Plutarque l’accuse formellement de viser au merveilleux et au théâtral (nous dirions au romanesque) plus qu’au vrai[1]. Démétrius l’appelle « un poète »[2]. Photius parle aussi du pathétique et de l’imprévu de ses récits[3]. Voilà des reproches sérieux ; toutes les phrases sévères de Thucydide sur les logographes tombent directement sur Ctésias. Cet amour du merveilleux allait quelquefois jusqu’au mensonge formel, par exemple quand il déclarait avoir vu lui-même, de ses propres yeux, certains animaux fantastiques de l’Inde ou certains actes quasi-miraculeux[4]. En tout cas, il n’avait aucun scrupule sur les légendes populaires : son histoire des origines assyriennes est toute poétique. Ce qui est plus grave (car les légendes mêmes ont leur prix), c’est qu'il n’avait guère plus de souci de la chronologie, si nécessaire aux yeux de Thucydide, ni de la méthode à employer dans la mise en œuvre des matériaux. La suite des faits, dans ses livres, laissait beaucoup à désirer[5]. En revanche, on y trouvait de petits romans en abondance, et des lettres du roi des Indes à Sémiramis. Ajoutons, cependant, pour être justes, que ce hâbleur avait aussi rassemblé beaucoup de faits curieux.

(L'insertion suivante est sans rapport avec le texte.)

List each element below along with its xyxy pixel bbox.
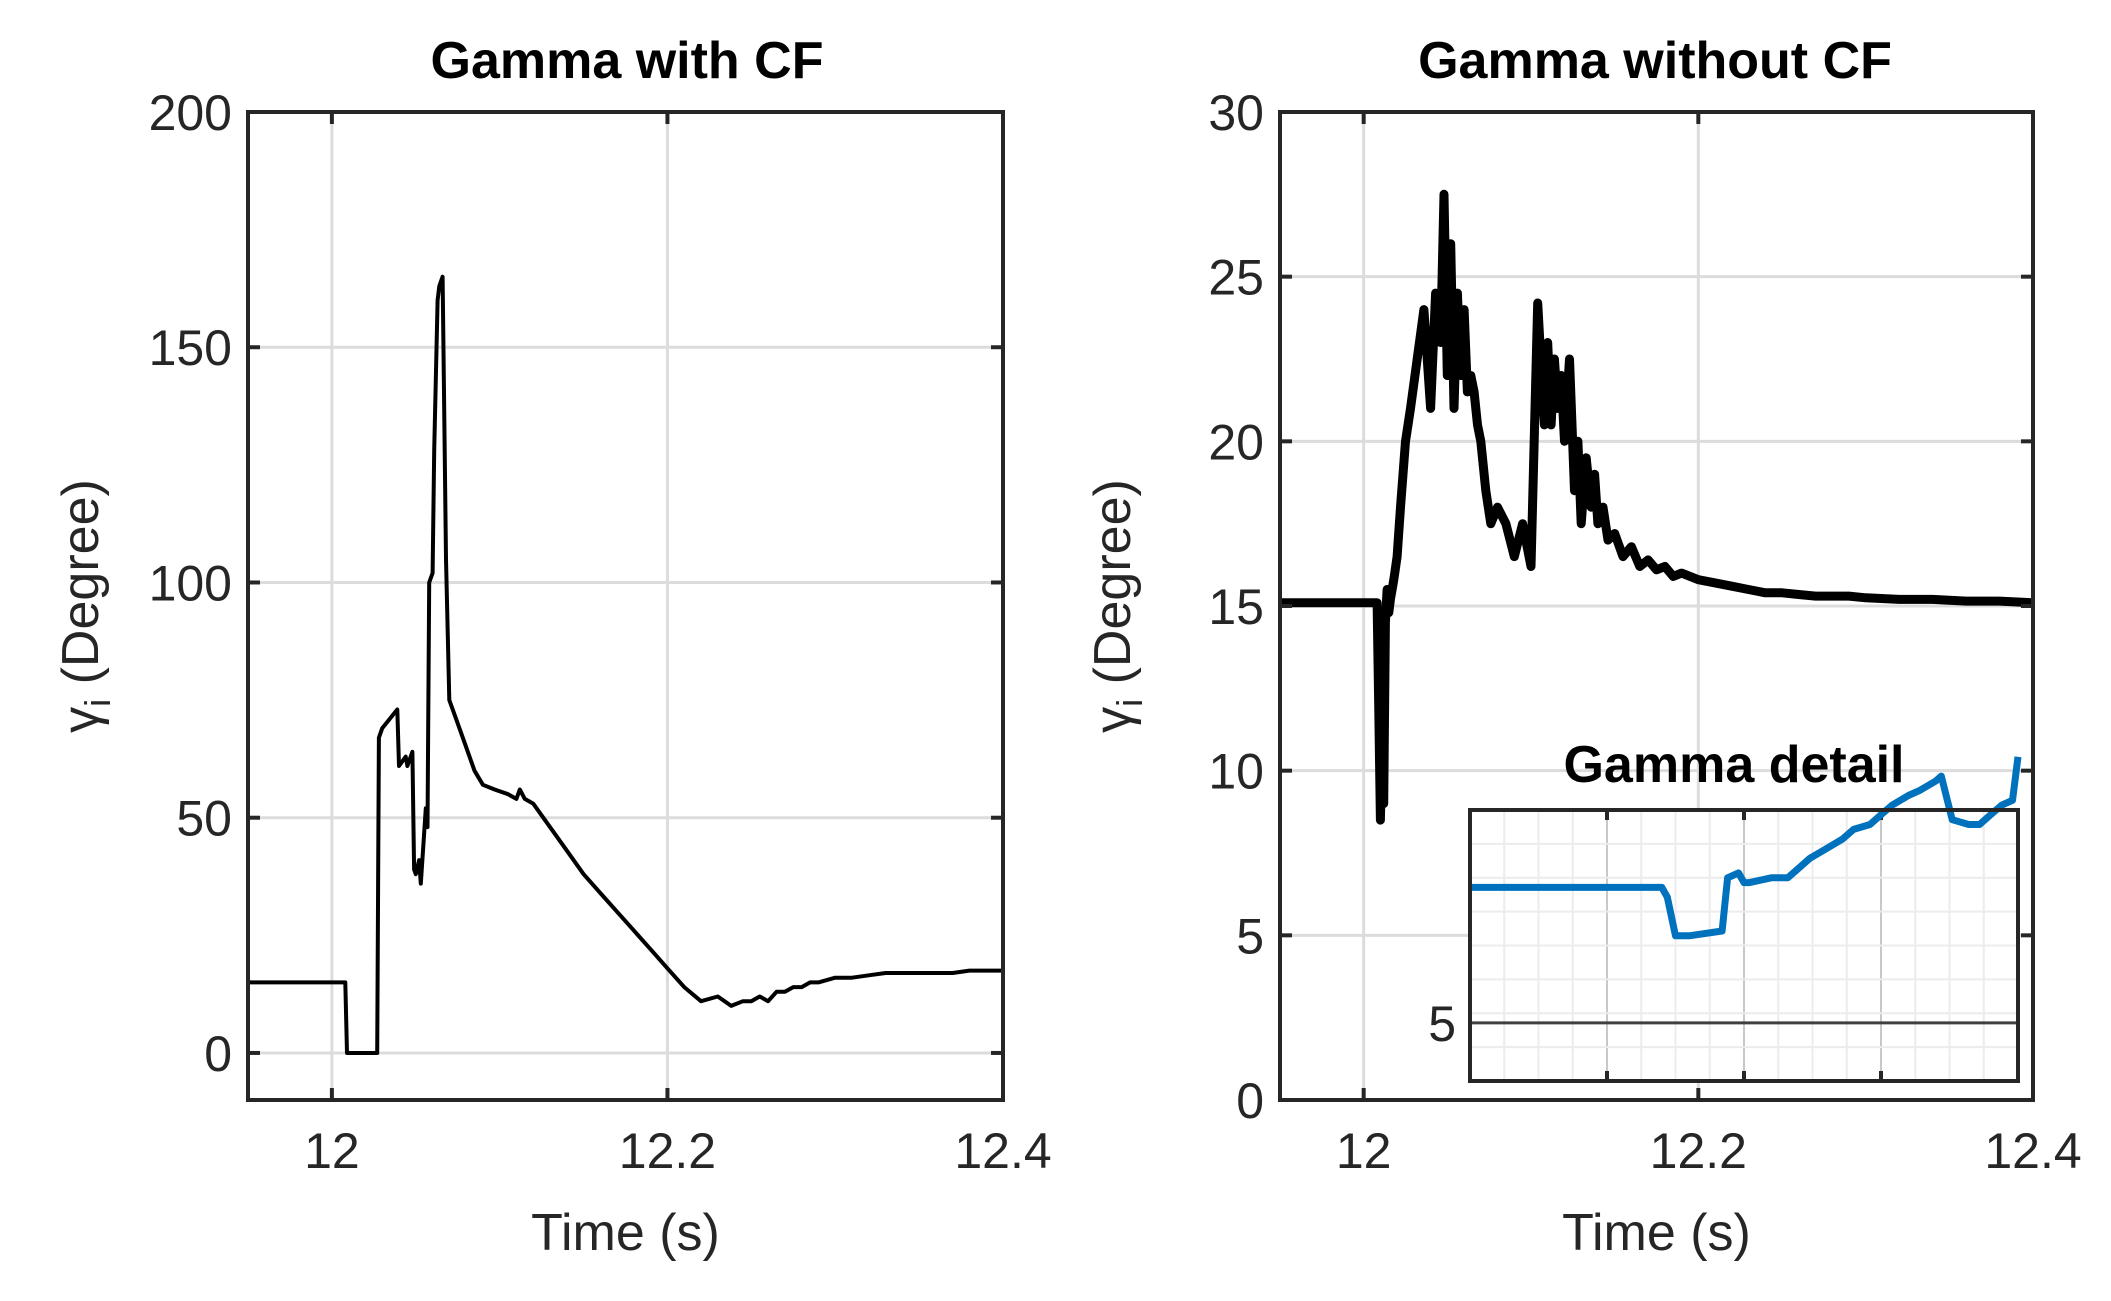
y-axis-label-symbol: γ — [52, 707, 110, 733]
y-tick-label: 25 — [1208, 250, 1264, 306]
series-layer — [1280, 189, 2034, 825]
y-tick-label: 5 — [1236, 908, 1264, 964]
inset-y-tick-label: 5 — [1428, 996, 1456, 1052]
y-tick-label: 10 — [1208, 744, 1264, 800]
y-axis-label-subscript: i — [77, 699, 118, 707]
grid-lines — [248, 112, 1003, 1100]
x-tick-label: 12.2 — [619, 1123, 716, 1179]
inset-gamma-detail: Gamma detail 5 — [1428, 736, 2022, 1083]
x-tick-label: 12.2 — [1650, 1123, 1747, 1179]
y-axis-label-unit: (Degree) — [52, 479, 110, 699]
x-axis-label: Time (s) — [1562, 1204, 1751, 1262]
y-tick-label: 100 — [149, 555, 232, 611]
x-tick-label: 12.4 — [954, 1123, 1051, 1179]
y-tick-label: 200 — [149, 85, 232, 141]
inset-frame — [1468, 808, 2020, 1083]
y-axis-label: γi (Degree) — [52, 479, 118, 733]
inset-series-layer — [1470, 756, 2022, 940]
inset-grid-lines — [1470, 810, 2018, 1081]
series-line-gamma_without_cf — [1280, 189, 2034, 825]
chart-title: Gamma with CF — [431, 32, 824, 90]
series-line-gamma_with_cf — [248, 274, 1003, 1055]
y-tick-label: 0 — [204, 1026, 232, 1082]
x-tick-label: 12 — [304, 1123, 360, 1179]
x-axis-label: Time (s) — [531, 1204, 720, 1262]
y-tick-label: 150 — [149, 320, 232, 376]
axes-frame — [246, 110, 1005, 1102]
y-axis-label-symbol: γ — [1084, 707, 1142, 733]
y-tick-label: 15 — [1208, 579, 1264, 635]
y-tick-label: 30 — [1208, 85, 1264, 141]
y-tick-label: 20 — [1208, 414, 1264, 470]
series-layer — [248, 274, 1003, 1055]
tick-layer: 12 12.2 12.4 0 50 100 150 200 — [149, 85, 1052, 1179]
y-axis-label-subscript: i — [1109, 699, 1150, 707]
chart-gamma-with-cf: Gamma with CF 12 12.2 12.4 0 50 100 150 200 Tim… — [52, 32, 1052, 1262]
y-axis-label: γi (Degree) — [1084, 479, 1150, 733]
inset-series-line — [1470, 756, 2022, 940]
inset-title: Gamma detail — [1563, 736, 1904, 794]
tick-layer: 12 12.2 12.4 0 5 10 15 20 25 30 — [1208, 85, 2081, 1179]
x-tick-label: 12 — [1336, 1123, 1392, 1179]
y-axis-label-unit: (Degree) — [1084, 479, 1142, 699]
y-tick-label: 50 — [176, 791, 232, 847]
y-tick-label: 0 — [1236, 1073, 1264, 1129]
chart-title: Gamma without CF — [1418, 32, 1892, 90]
x-tick-label: 12.4 — [1984, 1123, 2081, 1179]
chart-gamma-without-cf: Gamma without CF 12 12.2 12.4051015202530 … — [1084, 32, 2082, 1262]
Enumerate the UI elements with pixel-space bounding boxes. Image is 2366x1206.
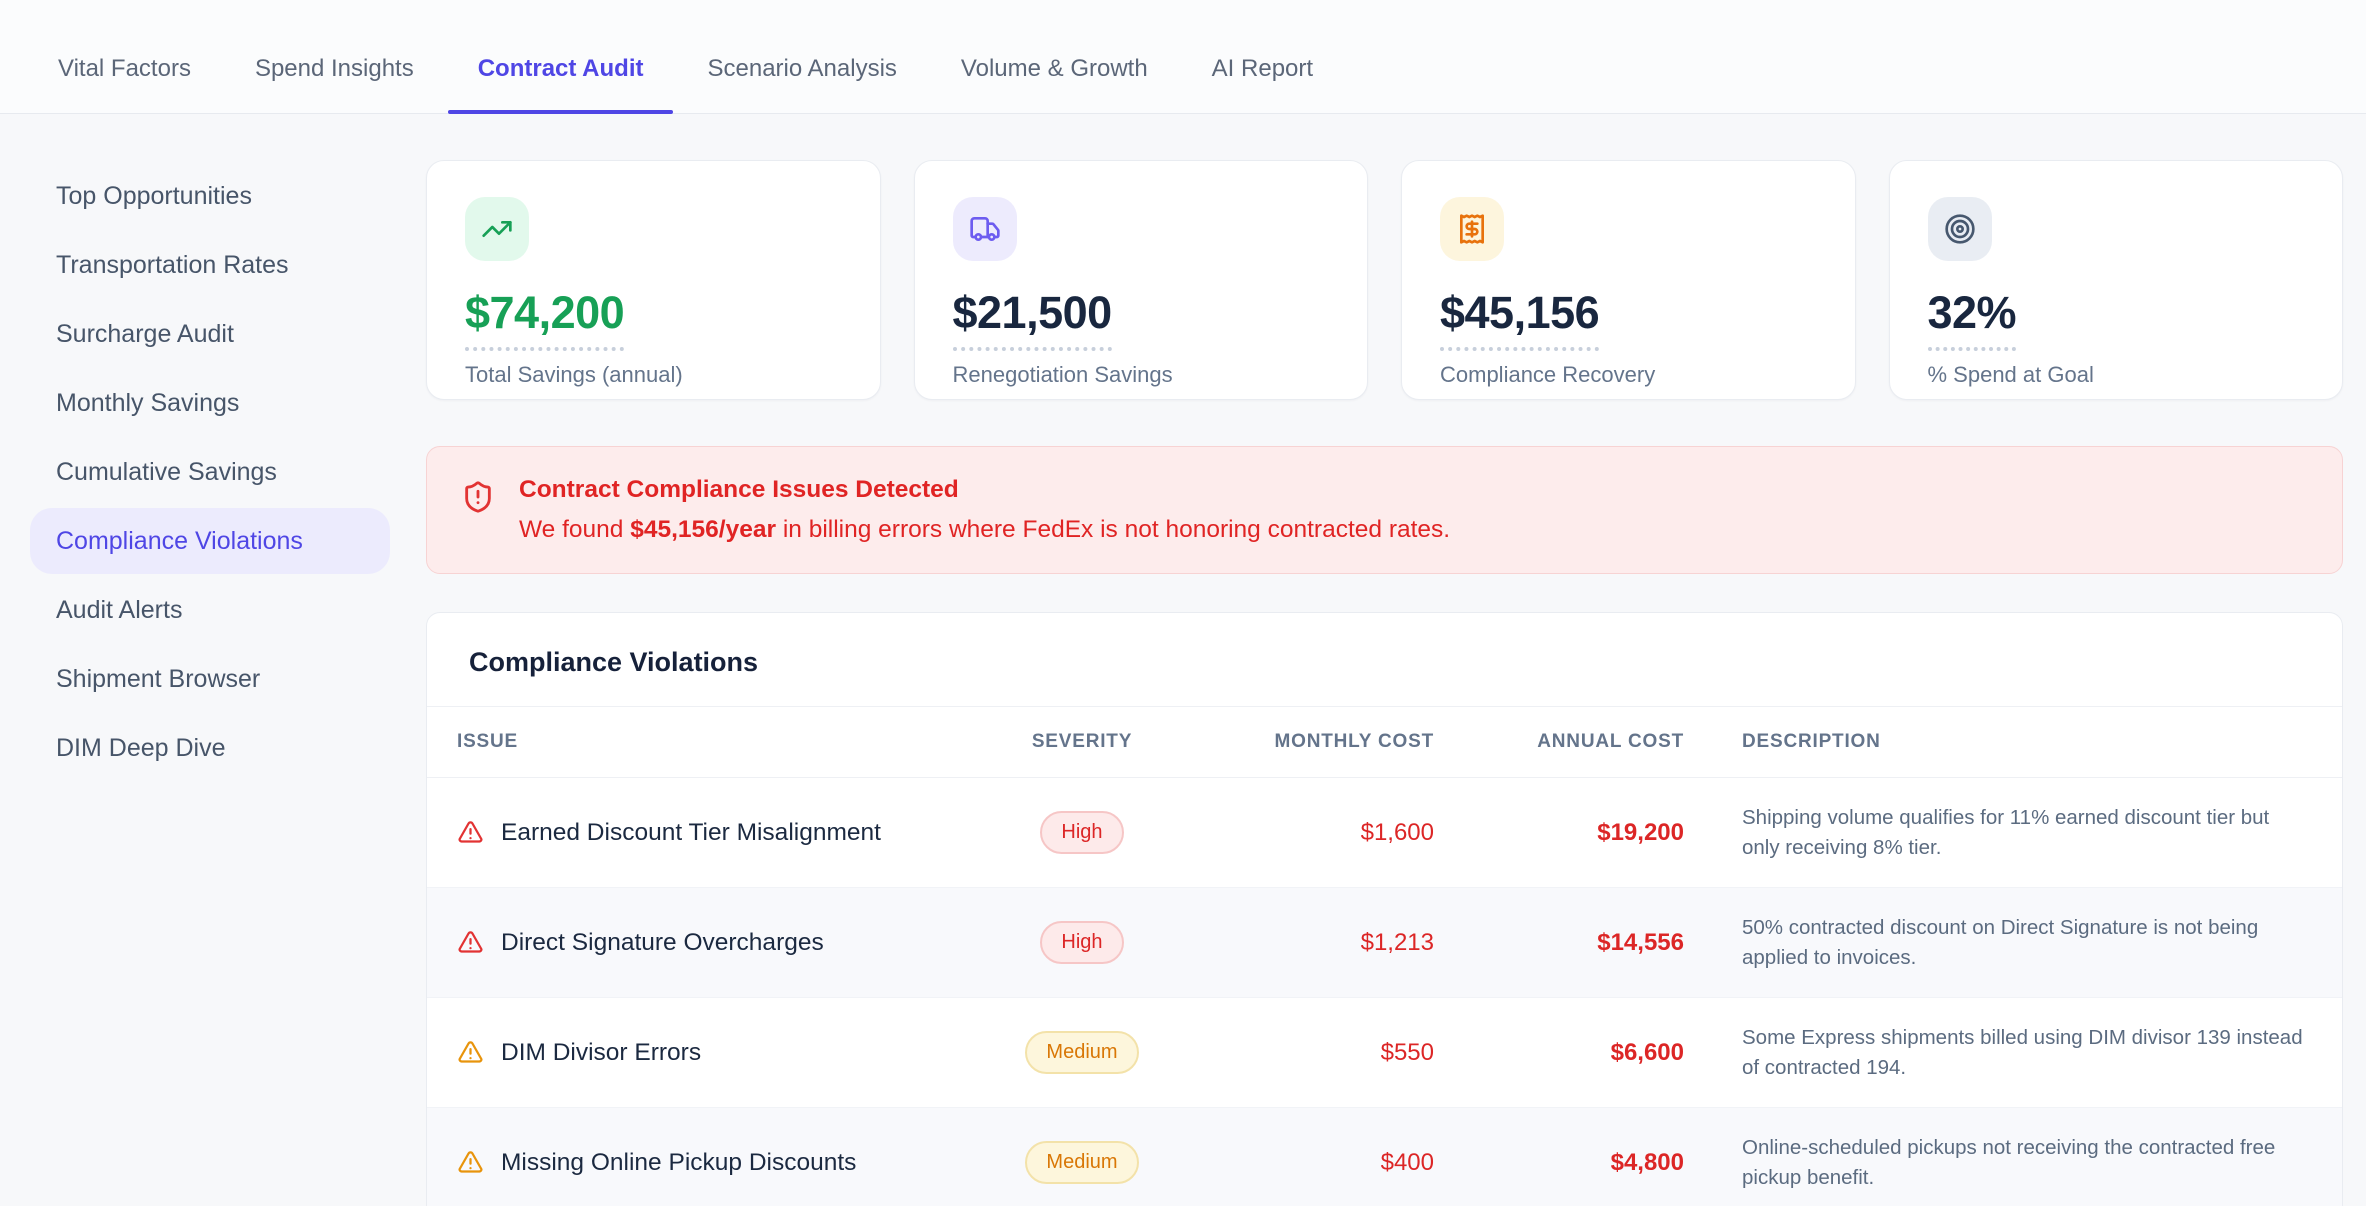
severity-badge: Medium [1025,1141,1139,1184]
warning-triangle-icon [458,1151,483,1173]
receipt-icon [1440,197,1504,261]
truck-icon [952,197,1017,261]
severity-badge: High [1040,811,1124,854]
severity-badge: High [1040,921,1124,964]
column-header-severity: SEVERITY [1031,731,1133,752]
issue-name: DIM Divisor Errors [501,1038,702,1066]
stat-value-total-savings: $74,200 [465,287,625,351]
compliance-violations-table-card: Compliance Violations ISSUE SEVERITY MON… [426,612,2343,1206]
stat-value-spend-at-goal: 32% [1927,287,2017,351]
warning-triangle-icon [458,821,483,843]
monthly-cost: $1,600 [1360,818,1434,846]
tab-contract-audit[interactable]: Contract Audit [447,55,674,114]
sidebar-item-top-opportunities[interactable]: Top Opportunities [56,181,252,210]
sidebar-item-shipment-browser[interactable]: Shipment Browser [56,664,261,693]
table-header-row: ISSUE SEVERITY MONTHLY COST ANNUAL COST … [427,706,2342,778]
stat-value-renegotiation-savings: $21,500 [952,287,1112,351]
sidebar-item-surcharge-audit[interactable]: Surcharge Audit [56,319,234,348]
stat-card-renegotiation-savings: $21,500 Renegotiation Savings [913,160,1368,400]
tab-scenario-analysis[interactable]: Scenario Analysis [707,55,897,82]
table-title: Compliance Violations [469,647,759,677]
stat-label-spend-at-goal: % Spend at Goal [1927,362,2094,387]
issue-description: Shipping volume qualifies for 11% earned… [1742,805,2270,859]
tab-volume-growth[interactable]: Volume & Growth [960,55,1148,82]
sidebar-item-audit-alerts[interactable]: Audit Alerts [56,595,183,624]
target-icon [1927,197,1992,261]
warning-triangle-icon [458,931,483,953]
column-header-annual-cost: ANNUAL COST [1537,731,1684,752]
monthly-cost: $400 [1380,1148,1434,1176]
trending-up-icon [465,197,529,261]
monthly-cost: $550 [1380,1038,1434,1066]
severity-badge: Medium [1025,1031,1139,1074]
table-row: Missing Online Pickup Discounts Medium $… [427,1108,2342,1206]
stat-cards-row: $74,200 Total Savings (annual) $21,500 R… [426,160,2343,400]
compliance-alert-banner: Contract Compliance Issues Detected We f… [426,446,2343,574]
sidebar-item-compliance-violations[interactable]: Compliance Violations [30,508,390,574]
annual-cost: $6,600 [1610,1038,1684,1066]
sidebar-item-monthly-savings[interactable]: Monthly Savings [56,388,240,417]
issue-description: Online-scheduled pickups not receiving t… [1742,1135,2276,1189]
sidebar-item-dim-deep-dive[interactable]: DIM Deep Dive [56,733,226,762]
table-row: Earned Discount Tier Misalignment High $… [427,778,2342,888]
stat-label-total-savings: Total Savings (annual) [465,362,683,387]
top-tab-bar: Vital Factors Spend Insights Contract Au… [0,0,2366,114]
stat-card-spend-at-goal: 32% % Spend at Goal [1888,160,2343,400]
shield-alert-icon [465,481,491,513]
sidebar-item-cumulative-savings[interactable]: Cumulative Savings [56,457,277,486]
issue-name: Direct Signature Overcharges [501,928,824,956]
tab-vital-factors[interactable]: Vital Factors [58,55,191,82]
table-row: Direct Signature Overcharges High $1,213… [427,888,2342,998]
issue-description: Some Express shipments billed using DIM … [1742,1025,2303,1079]
sidebar-item-transportation-rates[interactable]: Transportation Rates [56,250,289,279]
annual-cost: $4,800 [1610,1148,1684,1176]
issue-description: 50% contracted discount on Direct Signat… [1742,915,2259,969]
sidebar: Top Opportunities Transportation Rates S… [0,114,420,1206]
warning-triangle-icon [458,1041,483,1063]
annual-cost: $19,200 [1597,818,1684,846]
stat-label-compliance-recovery: Compliance Recovery [1440,362,1656,387]
content-area: $74,200 Total Savings (annual) $21,500 R… [420,114,2366,1206]
issue-name: Missing Online Pickup Discounts [501,1148,857,1176]
annual-cost: $14,556 [1597,928,1684,956]
column-header-description: DESCRIPTION [1742,731,1881,753]
tab-spend-insights[interactable]: Spend Insights [254,55,414,82]
monthly-cost: $1,213 [1360,928,1434,956]
column-header-monthly-cost: MONTHLY COST [1274,731,1434,752]
alert-message: We found $45,156/year in billing errors … [519,516,1451,543]
column-header-issue: ISSUE [457,731,519,752]
stat-card-compliance-recovery: $45,156 Compliance Recovery [1401,160,1856,400]
tab-ai-report[interactable]: AI Report [1211,55,1314,82]
stat-card-total-savings: $74,200 Total Savings (annual) [426,160,881,400]
alert-title: Contract Compliance Issues Detected [519,476,959,503]
table-row: DIM Divisor Errors Medium $550 $6,600 So… [427,998,2342,1108]
issue-name: Earned Discount Tier Misalignment [501,818,881,846]
stat-value-compliance-recovery: $45,156 [1440,287,1600,351]
stat-label-renegotiation-savings: Renegotiation Savings [952,362,1173,387]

Quand il disait qu’il avait lui-même vu les choses, il ne mentait pas toujours, et il en avait vu de fort intéressantes, par exemple dans la campagne de Cunaxa. Sur les mœurs perses de son temps, sur le palais d’Artaxerxès, sur la chronique de la cour et les intrigues du sérail, sur les événements militaires jugés au point de

  1. Plutarque, Artax., ch. vi ; cf. ibid., i.
  2. Démétrius, loc. cit.
  3. Photius, loc. cit.
  4. Cf. C. Müller, p. 9.
  5. Cf. les observations de C. Müller sur le fragm. 29, § 23 et 26.